304便の乗客の内少なくとも32人はメキシコシティ国際空港から続けて搭乗していた。14人はニューオーリンズで新たに乗り込み、14人はイースタン航空の社員が乗り継いできた。304便は、アトランタには午前3時59分、ワシントンのワシントン・ダレス国際空港には午前5時53分、ニューヨークのジョン・F・ケネディ国際空港には午前7時10分に到着する予定であった124人乗りのエンジン4発のジェット旅客機であった。犠牲者の中には、国連の女性や人権に関する活動をしていたフランス代表団のメンバーやマリー=エレーヌ・ルフォシュも含まれていた。304便のパイロットはイースタン航空で21年、500万マイル以上の飛行経験があった。副操縦士は約200万マイルの飛行経験があった。
沿岸の警備隊は、ポンチャートレイン湖の北岸の南に6マイル(10km)の地点と湖の土手道の東に4マイル(6km)の地点を中心とした広範囲から残骸の一部や衣類、荷物、遺体の破片と思われるものなどを回収した。警備隊のパイロットは、304便が空中か墜落の衝撃かで爆発した痕跡が見られると話した。イースタン航空によれば、乗員は離陸後に定期的な点検を行っており、警告は出されていなかったという。また、経験豊富なイースタン航空のパイロットは、304便がポンチャートレイン湖を越えた直後に恐らく高度16,000フィートに達したと語った。—The New York Times, February 26, 1964
ポンチャートレイン湖の水深はわずか20フィート(6m)であったにもかかわらず、機体の損傷があまりにも大きかったため残骸は全体の60%しか回収されなかった。
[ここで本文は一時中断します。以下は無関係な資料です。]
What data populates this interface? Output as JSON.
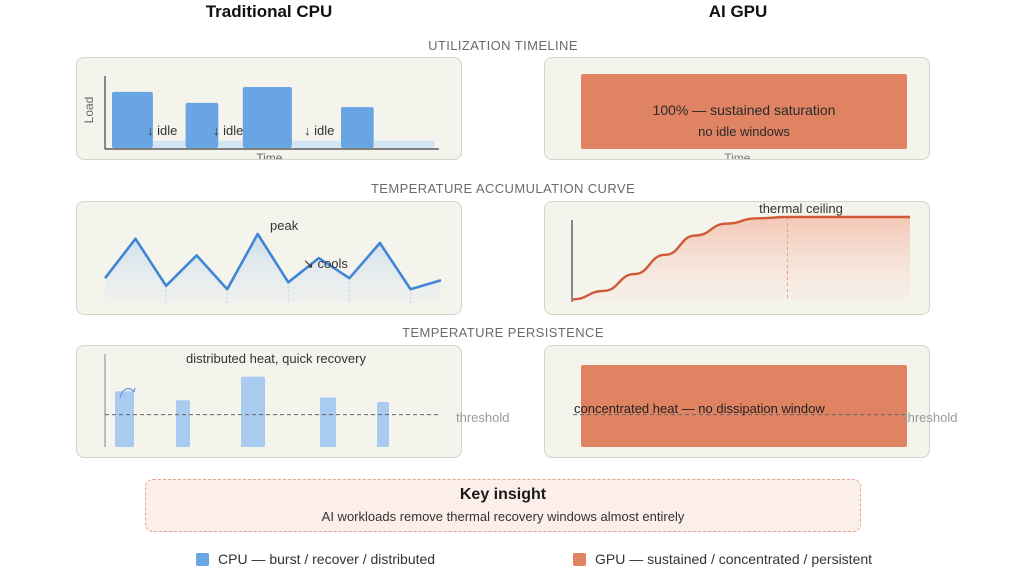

また、フライトデータレコーダーのテープが損傷していたため事故調査に使用することができなかった。代わりに事故調査官は事故機と他のDC-8の整備記録から、304便のパイロットが水平安定板を機首下げの位置まで操作し、過剰な機首上げを止めようとしていたと結論付けた。機首上げ状態になると、パイロットが操縦桿を引き戻す際に発生する激しい重力加速度によって水平安定板を機首上げの位置にすることが不可能になった[6]。